Re: [PATCH] blk-mq: set BLK_MQ_S_STOPPED first to avoid unexpected queue work

From: Bart Van Assche
Date: Wed Jun 29 2022 - 14:23:41 EST


On 6/28/22 22:18, Liu Song wrote:
From: Liu Song <liusong@xxxxxxxxxxxxxxxxx>

In "__blk_mq_delay_run_hw_queue", BLK_MQ_S_STOPPED is checked first,
and then queue work, but in "blk_mq_stop_hw_queue", execute cancel
work first and then set BLK_MQ_S_STOPPED, so there is a risk of
queue work after setting BLK_MQ_S_STOPPED, which can be solved by
adjusting the order.

Signed-off-by: Liu Song <liusong@xxxxxxxxxxxxxxxxx>
---
block/blk-mq.c | 4 ++--
1 file changed, 2 insertions(+), 2 deletions(-)
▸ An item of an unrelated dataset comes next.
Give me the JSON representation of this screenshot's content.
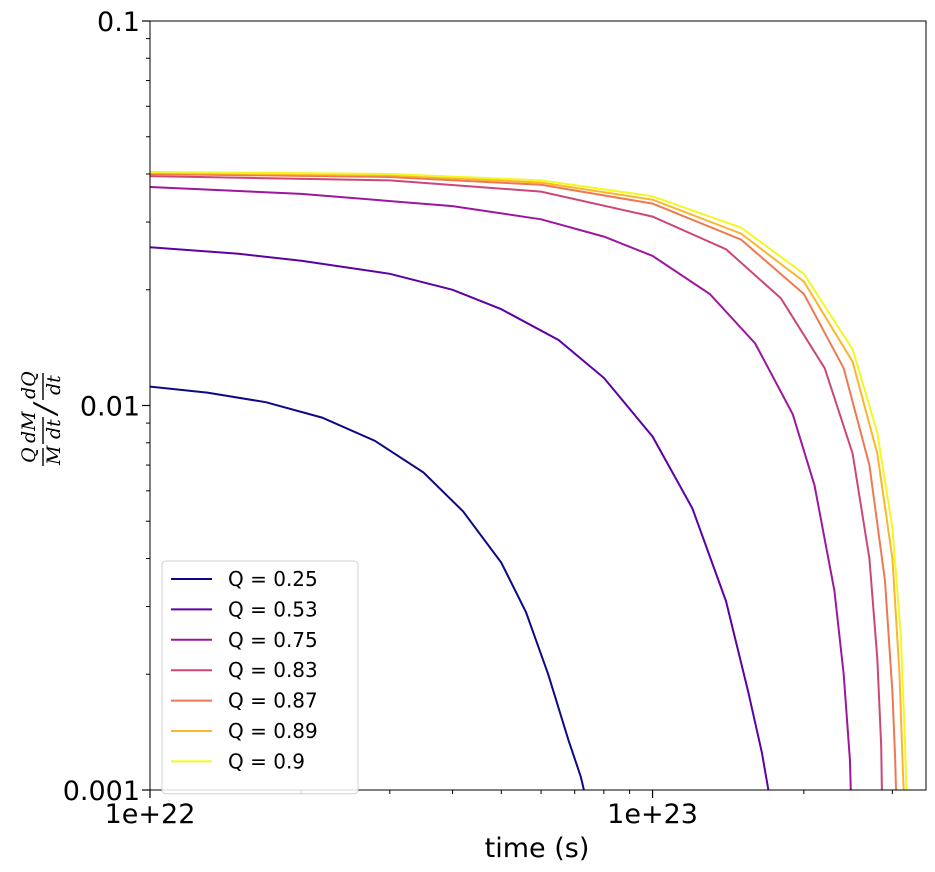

diff --git a/block/blk-mq.c b/block/blk-mq.c
index 93d9d60..865915e 100644
--- a/block/blk-mq.c
+++ b/block/blk-mq.c
@@ -2258,9 +2258,9 @@ bool blk_mq_queue_stopped(struct request_queue *q)
*/
void blk_mq_stop_hw_queue(struct blk_mq_hw_ctx *hctx)
{
- cancel_delayed_work(&hctx->run_work);
-
set_bit(BLK_MQ_S_STOPPED, &hctx->state);
+
+ cancel_delayed_work(&hctx->run_work);
}
EXPORT_SYMBOL(blk_mq_stop_hw_queue);

What made you come up with this patch? Source code reading or something
else? Please mention this in the patch description.

Regarding the above patch, I don't think this patch fixes the existing
race between blk_mq_stop_hw_queue() and __blk_mq_delay_run_hw_queue(),
not even if cancel_delayed_work_sync() would be used.

The comment block above blk_mq_stop_hw_queue() clearly mentions that it
is not guaranteed that this function stops dispatching of requests
immediately. So why bother about fixing the existing race conditions that
do not affect what is guaranteed by blk_mq_stop_hw_queue()?

Thanks,

Bart.